Uma dica para aqueles que aceitam (ou mesmo gostam e aprovam) da “censura do bem” que parece consenso entre os formadores de opinião da esquerda: leiam em qual contexto Karl Popper – um liberal profundamente anticomunista – proferiu sua famosa frase. Entendam que a perspectiva de “não tolerar os intolerantes” pressupõe que alguém terá o poder de arbitrar a intolerância. Para Popper existe uma instância acima das demais que poderá arbitrar o que se constitui “intolerável” para ser expresso publicamente. Quem seriam os vestais a determinar quais palavras são permitidas e quais devem ser proibidas? Quem, dentre nós, está acima do bem e do mal?
No caso do Brasil, o ministro Alexandre de Moraes – ou o STF inteiro, que inclui Fux, Fachin, Kassio Nunes Marques, André Mendonça – tem o poder de determinar que algo (ou alguém) rompeu os limites da livre expressão. Ou seja: no caso recente, quem determinou o limite da tolerância é um sujeito que foi colocado na posição de Ministro da Suprema Corte através de um presidente que chegou ao cargo por um golpe de Estado. É justo admitirmos isso? Ultimamente temos testemunhado um crescente complacência com a censura, que teoricamente estaria empenhada em combater “fake news”. O influencer Monark teve suas contas pessoais bloqueadas no âmbito do inquérito que investiga os atos de vandalismo de 8 de Janeiro nos quais foram invadidos e depredados os prédios que abrigam os três poderes. Em abril último, Moraes proibiu o influencer de espalhar fake news sobre a atuação do Supremo ou do Tribunal Superior Eleitoral (TSE). Para além disso lhe aplicou uma multa de 300 mil reais. Porém, é justo impedir que ele tenha qualquer produção de conteúdo proibida pela justiça, apenas porque suas tolices desagradam os encastelados donos do poder? Desde quando oferecemos o poder de censura para ministros do supremo?
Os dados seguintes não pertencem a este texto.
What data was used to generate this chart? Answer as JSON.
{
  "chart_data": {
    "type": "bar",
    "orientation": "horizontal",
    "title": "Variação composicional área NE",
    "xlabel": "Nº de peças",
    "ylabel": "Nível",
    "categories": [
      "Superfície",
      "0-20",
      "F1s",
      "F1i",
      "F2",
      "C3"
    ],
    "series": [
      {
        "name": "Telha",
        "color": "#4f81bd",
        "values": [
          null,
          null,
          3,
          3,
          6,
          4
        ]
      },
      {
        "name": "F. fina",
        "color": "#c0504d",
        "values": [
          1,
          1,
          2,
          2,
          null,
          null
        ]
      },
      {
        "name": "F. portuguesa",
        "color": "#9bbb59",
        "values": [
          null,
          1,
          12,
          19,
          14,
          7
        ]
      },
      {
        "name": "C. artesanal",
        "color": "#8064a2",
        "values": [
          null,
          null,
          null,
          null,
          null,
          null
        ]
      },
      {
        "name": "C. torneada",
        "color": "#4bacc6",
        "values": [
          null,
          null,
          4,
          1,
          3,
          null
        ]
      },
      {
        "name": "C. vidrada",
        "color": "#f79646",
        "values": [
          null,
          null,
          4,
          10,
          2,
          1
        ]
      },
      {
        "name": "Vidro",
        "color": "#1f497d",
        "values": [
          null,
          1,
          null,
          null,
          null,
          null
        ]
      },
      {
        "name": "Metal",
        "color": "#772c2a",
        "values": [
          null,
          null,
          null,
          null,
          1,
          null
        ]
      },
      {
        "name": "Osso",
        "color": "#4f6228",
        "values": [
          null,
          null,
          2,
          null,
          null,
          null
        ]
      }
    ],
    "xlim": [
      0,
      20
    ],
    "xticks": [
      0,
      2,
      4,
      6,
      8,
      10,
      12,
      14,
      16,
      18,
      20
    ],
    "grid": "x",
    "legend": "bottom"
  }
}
No caso de Popper “intolerância” seria a defesa do socialismo e eliminação do controle privado dos meios de produção – algo intolerável para um liberal. Mas quem é Popper na fila do pão da democracia? Sua visão de “Sociedades abertas” é uma clara contraposição ao marxismo e ao totalitarismo, mas é um caminho de liberalismo burguês que conduziu o planeta à destruição que testemunhamos e ao neofeudalismo corporativo que se estabelece sobre o planeta.
Não esqueçam que a “intolerância com os intolerantes” é o mantra das forças de ocupação de Israel, que usam dessa mesma lógica para dizimar os “intolerantes palestinos”. Na Arábia Saudita, cabeças rolam contra “intolerantes” que atentam contra o poder absoluto de seus monarcas. No Brasil essa estratégia será usada sempre que houver vozes contrárias à democracia burguesa, controlada pelas corporações e a elite financeira. Esse é o principal tropeço da esquerda liberal: não perceber que essa censura a certos termos, temas e expressões serve sempre aos poderes constituídos; é uma manobra intrinsecamente conservadora, e que mais cedo ou mais tarde será usada – como tantas vezes foi no passado – para atacar a organização dos trabalhadores e dos partidos de raiz operária.
Por fim, diante dos descalabros notáveis dos ministros do STF durante toda a sua história, sempre se aliando aos golpes e aos tiranos da ocasião, podemos dizer que Alexandre de Moraes tem méritos em salvaguardar a nossa frágil democracia diante dos ataques explícitos de Bolsonaro e sua quadrilha. Fosse Fux, ou Facchin e talvez a farra golpista seria ainda pior. Entretanto, não fez nada além da obrigação de punir como crime o que realmente é crime. Todavia, acreditar que ele é o guardião moral dos nossos valores democráticos não faz sentido algum. Alexandre representa os velhos valores da direita, o conservadorismo mais tacanho e a perspectiva punitivista mais anacrônica do direito. A distância entre Alexandre e Moro é muito menor do que imaginamos, e inclusive o primeiro já deu total apoio ao segundo.